Located in the Watts area of Los Angeles, Hacienda Village (103th Street and Compton Avenue) was completed in May 1942. In spite of a national embargo on "nonessentail construction work" due to WWII, Hacienda Village was given a priority rating by the national Office of Production Management. For a project to be given the construction "green light," first choice in rentals was "to be given defense workers in substandard homes, instead of to slum dwellers." (Los Angeles Times. October 11, 1941)
Selected as the chief architect on this project, Paul R. Williams worked with some of the most prominent architects of the day designing this 17.63-acre public housing project. Williams, along with Adrian Wilson, Richard J. Neutra, Walter Wurdeman and Welton Becket, created this planned development of 184 one-story units that conveys a feeling of 1930s California ranch house design.

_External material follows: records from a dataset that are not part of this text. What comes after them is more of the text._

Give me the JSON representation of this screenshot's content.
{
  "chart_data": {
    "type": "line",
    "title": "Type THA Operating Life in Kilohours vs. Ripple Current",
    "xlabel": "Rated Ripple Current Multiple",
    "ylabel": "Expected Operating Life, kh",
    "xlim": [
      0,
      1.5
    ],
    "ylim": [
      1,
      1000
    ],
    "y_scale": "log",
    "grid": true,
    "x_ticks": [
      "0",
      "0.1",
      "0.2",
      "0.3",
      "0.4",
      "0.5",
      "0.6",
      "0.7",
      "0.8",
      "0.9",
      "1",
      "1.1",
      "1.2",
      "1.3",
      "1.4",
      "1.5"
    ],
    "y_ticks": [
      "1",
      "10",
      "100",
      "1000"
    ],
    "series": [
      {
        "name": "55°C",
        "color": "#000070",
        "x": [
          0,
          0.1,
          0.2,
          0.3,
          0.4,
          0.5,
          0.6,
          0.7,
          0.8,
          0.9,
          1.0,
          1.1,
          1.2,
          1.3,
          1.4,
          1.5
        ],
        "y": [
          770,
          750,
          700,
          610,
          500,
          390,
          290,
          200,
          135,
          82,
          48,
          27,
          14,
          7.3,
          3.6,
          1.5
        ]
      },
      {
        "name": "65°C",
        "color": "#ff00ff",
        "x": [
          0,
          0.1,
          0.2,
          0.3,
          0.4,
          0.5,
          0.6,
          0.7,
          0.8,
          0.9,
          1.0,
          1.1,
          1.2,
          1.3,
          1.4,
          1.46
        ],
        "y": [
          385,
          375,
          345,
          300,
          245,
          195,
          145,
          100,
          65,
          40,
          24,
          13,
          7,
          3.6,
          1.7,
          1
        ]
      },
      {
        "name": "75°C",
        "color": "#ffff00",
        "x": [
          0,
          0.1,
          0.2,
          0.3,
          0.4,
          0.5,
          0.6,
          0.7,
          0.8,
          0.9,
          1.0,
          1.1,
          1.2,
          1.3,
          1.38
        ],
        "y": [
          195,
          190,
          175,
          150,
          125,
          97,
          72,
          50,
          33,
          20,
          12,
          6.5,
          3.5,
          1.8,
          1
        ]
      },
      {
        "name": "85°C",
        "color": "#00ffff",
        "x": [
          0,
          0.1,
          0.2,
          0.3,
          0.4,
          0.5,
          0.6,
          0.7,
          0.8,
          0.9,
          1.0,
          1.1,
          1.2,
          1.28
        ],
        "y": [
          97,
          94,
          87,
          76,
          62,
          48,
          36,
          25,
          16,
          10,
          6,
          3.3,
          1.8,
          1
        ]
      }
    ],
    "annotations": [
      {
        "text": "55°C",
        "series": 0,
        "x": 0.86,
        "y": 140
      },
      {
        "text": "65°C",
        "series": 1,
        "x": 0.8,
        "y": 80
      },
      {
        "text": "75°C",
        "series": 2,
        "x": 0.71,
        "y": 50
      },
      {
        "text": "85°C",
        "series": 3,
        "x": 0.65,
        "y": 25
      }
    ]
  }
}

The architects' elimination of "every piece of defense-needed metal" and their use of wood frames, stucco exteriors and composition roofing added to the residential feel. Hacienda Village was built for a total of $503,206. E.P. Dentzel of Beverly Hills acted as general contractor for the large develpment. Dentzel would later build many of Williams' up-scale residential designs. (Southwest Builder and Contractor. December 19, 1941)
HACLA was founded in 1938 and is the largest housing authority west of the Mississippi. Its mission is to administer the public housing program in the city and provide affordable housing that is safe and decent.